The first petition for appointment of appraisers, dated May 1, 1907, and filed May 2, addressed to Justice Peabody, was resisted by the respondents upon the ground (among others) that it was premature. It was claimed that under the provisions of the charter in section 7 for condemnation of defendant’s plant, if the parties failed to agree upon terms of purchase "on or before June first,” a petition could not be filed before June 1. It is true that in the same section it is provided that the petition may be filed "on or before June first.” The two provisions are to be construed together. The argument that the Legislature intended the parties to have the month of May to negotiate for a purchase is strong, but the language quoted as to filing the petition at least raises a serious doubt as to whether the first petition could not be maintained." The complainant did not withdraw that petition but acquiesced in its dismissal by Justice Savage to avoid that doubt and possible future litigation.
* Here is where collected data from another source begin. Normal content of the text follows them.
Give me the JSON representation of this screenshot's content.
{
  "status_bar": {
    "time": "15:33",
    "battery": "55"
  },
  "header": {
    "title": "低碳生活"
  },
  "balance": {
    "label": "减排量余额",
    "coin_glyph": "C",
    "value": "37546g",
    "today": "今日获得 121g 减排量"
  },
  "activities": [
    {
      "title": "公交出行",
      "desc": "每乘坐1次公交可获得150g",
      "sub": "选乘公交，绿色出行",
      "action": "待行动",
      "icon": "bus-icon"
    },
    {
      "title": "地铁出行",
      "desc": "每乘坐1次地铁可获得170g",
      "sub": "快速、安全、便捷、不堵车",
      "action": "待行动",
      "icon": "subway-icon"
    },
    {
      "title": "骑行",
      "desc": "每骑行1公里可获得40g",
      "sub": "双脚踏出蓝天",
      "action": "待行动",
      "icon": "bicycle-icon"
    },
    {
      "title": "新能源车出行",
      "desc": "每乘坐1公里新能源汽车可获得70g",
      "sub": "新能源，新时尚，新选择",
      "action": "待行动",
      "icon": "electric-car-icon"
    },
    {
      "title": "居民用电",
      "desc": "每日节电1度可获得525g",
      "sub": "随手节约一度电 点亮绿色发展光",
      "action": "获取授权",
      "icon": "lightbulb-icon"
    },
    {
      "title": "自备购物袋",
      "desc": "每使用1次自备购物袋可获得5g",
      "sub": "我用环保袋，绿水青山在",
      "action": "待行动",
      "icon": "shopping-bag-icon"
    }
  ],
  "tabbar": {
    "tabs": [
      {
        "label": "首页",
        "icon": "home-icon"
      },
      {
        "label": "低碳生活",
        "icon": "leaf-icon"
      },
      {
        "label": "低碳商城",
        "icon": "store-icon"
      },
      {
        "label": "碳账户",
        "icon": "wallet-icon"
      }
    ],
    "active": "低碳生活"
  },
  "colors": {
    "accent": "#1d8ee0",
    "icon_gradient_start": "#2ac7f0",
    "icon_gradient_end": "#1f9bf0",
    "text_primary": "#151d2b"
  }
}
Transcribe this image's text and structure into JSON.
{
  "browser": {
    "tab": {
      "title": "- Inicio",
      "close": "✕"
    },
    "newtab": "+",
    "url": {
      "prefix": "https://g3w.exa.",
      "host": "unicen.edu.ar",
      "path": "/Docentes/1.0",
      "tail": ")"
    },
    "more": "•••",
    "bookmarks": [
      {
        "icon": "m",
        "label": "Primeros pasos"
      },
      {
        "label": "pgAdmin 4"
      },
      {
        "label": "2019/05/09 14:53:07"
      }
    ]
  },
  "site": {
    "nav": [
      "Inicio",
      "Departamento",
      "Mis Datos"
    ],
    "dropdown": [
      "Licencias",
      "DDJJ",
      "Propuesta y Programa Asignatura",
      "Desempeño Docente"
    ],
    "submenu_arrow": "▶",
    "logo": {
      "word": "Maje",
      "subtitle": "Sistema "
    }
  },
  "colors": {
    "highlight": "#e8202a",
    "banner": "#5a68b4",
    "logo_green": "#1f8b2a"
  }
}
The defendant claimed and was *29allowed costs. It does not lie in its mouth now to reverse itself and claim that the first petition is maintainable and a bar to this. If the first petition was premature it had no life, and no effect upon the later petition. It would seem that no practical inconvenience or effect upon the rights of the parties will accrue if the second petition is upheld and condemnation proceedings had under it. At most, the objection is technical, and' in a case like the present where important rights affecting a community are involved, and the substantial rights of all parties are protected, is entitled to but little weight. The present petition is sustained. - The entry must be,

Cause to stand for further hearing in the court below.